Déjà 13 000 Wallons exclus du droit aux allocations

Claude Emonts, Président de Fédération des CPAS Wallons, parle de "duplicité du Fédéral"
Claude Emonts, Président de Fédération des CPAS Wallons, parle de "duplicité du Fédéral" - © LAURIE DIEFFEMBACQ - BELGA

Début d’année, syndicats et gouvernement fédéral avançaient des chiffres très différents sur le nombre de personnes qui allaient être exclues du droit aux allocations d'insertion à cause des nouvelles dispositions. Aujourd’hui, les CPAS disposent d’un premier décompte précis. Des chiffres préoccupants!

La FGTB prédisait qu’en 2015, 35 000 Wallons seraient exclus du droit aux allocations. Pour janvier et février, l’ONEM en confirme déjà un peu plus de 13 000. Moins qu’annoncé mais ce n’est qu’un début, selon Claude Emonts. Le président de la Fédération des CPAS Wallons signale que les chiffres continuent d’augmenter mais surtout, il craint une deuxième vague importante entre début juillet et début octobre, lorsque les jeunes de 18 à 25 ans termineront leurs stages d’insertion. A ce moment, dit-il, nous atteindrons le chiffre annoncé ou à peu près.

55% des exclus ont disparu des radars

Parmi les exclus du droit aux allocations, 35% environ ont obtenu une aide des CPAS. 10% n'y ont pas accès. Les autres ont disparu des écrans. Probablement par crainte ou par ignorance des démarches à effectuer. Quelquefois aussi parce qu’ils disposent d’une autre source de revenus.
En majorité, ceux qui sont dépannés par les CPAS sont le plus souvent des femmes, fréquemment en charge d’une famille mono parentale, des jeunes aussi qui cohabitent chez des parents, eux-mêmes peu en mesure de les aider.

Un pis-aller pour les exclus…

Ceux qui sont épaulés par les CPAS ont de toute manière vu leurs revenus disponibles fondre comme neige au soleil. Claude Emonts cite cet exemple: un ménage composé d’une grand-mère bénéficiant du revenu garanti aux personnes âgées, de sa fille avec ses enfants pouvait compter sur environ 2000€ par mois. Si la mère de famille perd son droit aux allocations, le ménage ne pourra plus tabler que sur 1100€.

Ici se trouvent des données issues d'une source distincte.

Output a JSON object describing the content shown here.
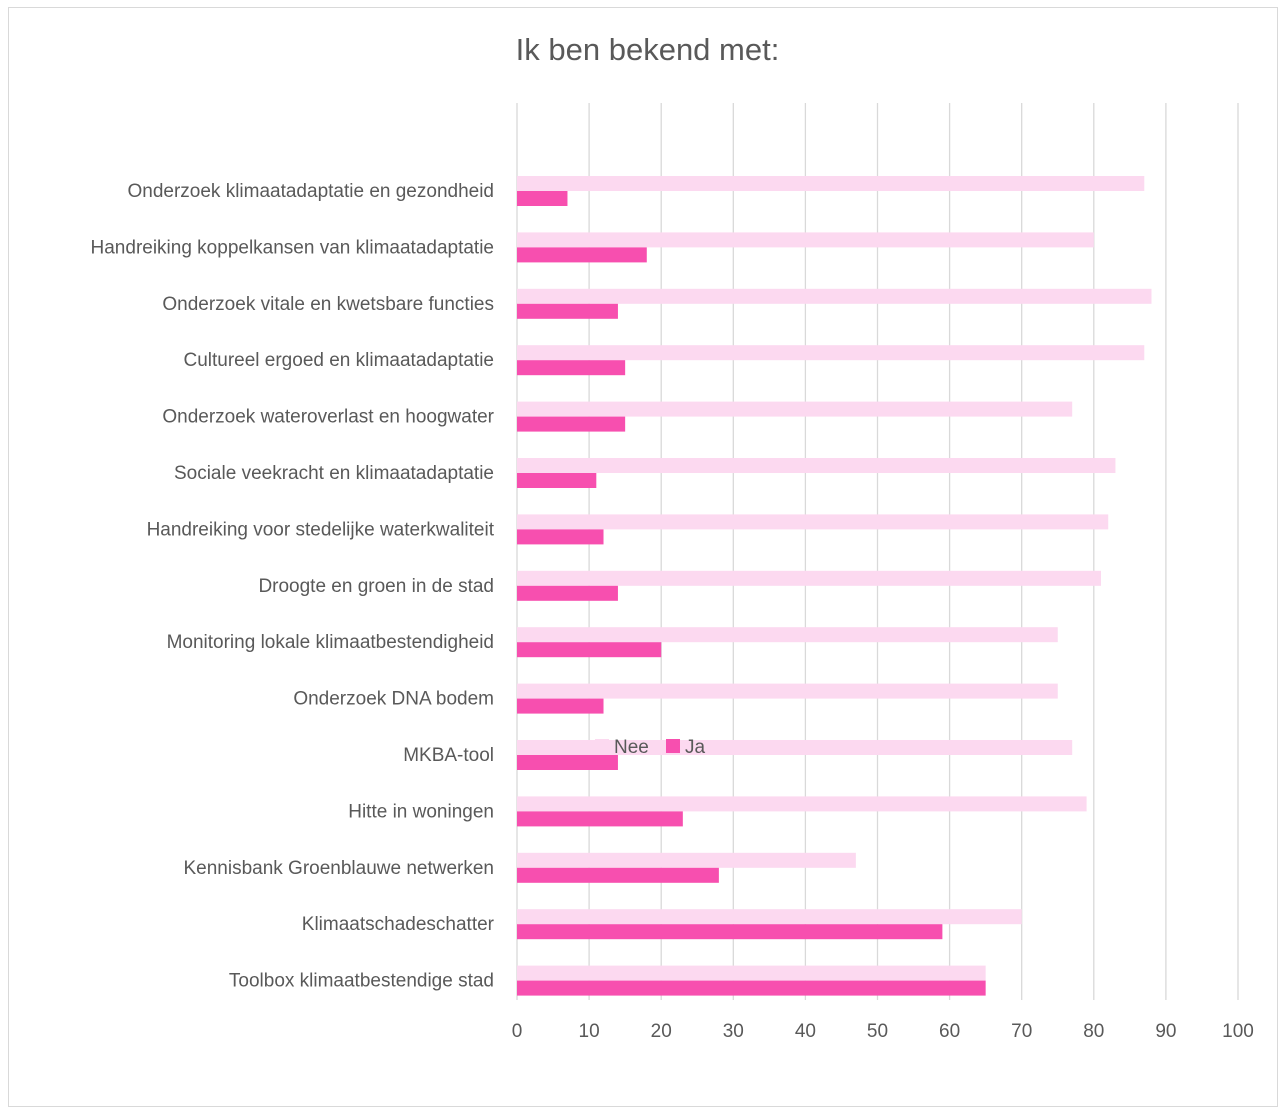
{
  "chart_data": {
    "type": "bar",
    "orientation": "horizontal",
    "title": "Ik ben bekend met:",
    "categories": [
      "Onderzoek klimaatadaptatie en gezondheid",
      "Handreiking koppelkansen van klimaatadaptatie",
      "Onderzoek vitale en kwetsbare functies",
      "Cultureel ergoed en klimaatadaptatie",
      "Onderzoek wateroverlast en hoogwater",
      "Sociale veekracht en klimaatadaptatie",
      "Handreiking voor stedelijke waterkwaliteit",
      "Droogte en groen in de stad",
      "Monitoring lokale klimaatbestendigheid",
      "Onderzoek DNA bodem",
      "MKBA-tool",
      "Hitte in woningen",
      "Kennisbank Groenblauwe netwerken",
      "Klimaatschadeschatter",
      "Toolbox klimaatbestendige stad"
    ],
    "series": [
      {
        "name": "Nee",
        "color": "#fcd9f0",
        "values": [
          87,
          80,
          88,
          87,
          77,
          83,
          82,
          81,
          75,
          75,
          77,
          79,
          47,
          70,
          65
        ]
      },
      {
        "name": "Ja",
        "color": "#f74faf",
        "values": [
          7,
          18,
          14,
          15,
          15,
          11,
          12,
          14,
          20,
          12,
          14,
          23,
          28,
          59,
          65
        ]
      }
    ],
    "xlim": [
      0,
      100
    ],
    "xticks": [
      0,
      10,
      20,
      30,
      40,
      50,
      60,
      70,
      80,
      90,
      100
    ],
    "grid": true,
    "gridline_color": "#d9d9d9",
    "legend_position": "bottom"
  }
}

… et des difficultés pour les CPAS

Il n’y a pas que les exclus du chômage qui sont à la corde. Les CPAS encaissent aussi le choc: le Gouvernement fédéral s’était engagé à compenser ce report de charges sur les pouvoirs locaux. En pratique, ce n’est pas encore le cas. Le ministre, explique Claude Emonts, réfléchit à la façon la plus juste de procéder à ce remboursement. Ce qui, entretemps, oblige certains CPAS à sabrer dans leurs coûts, notamment dans les politiques d’insertion professionnelle.
Le Président de la Fédération des CPAS Wallons parle de duplicité du fédéral dans ce dossier. Il laisse croire, dit-il, à une action efficace contre le chômage mais déplace en fait le problème vers les pouvoirs locaux.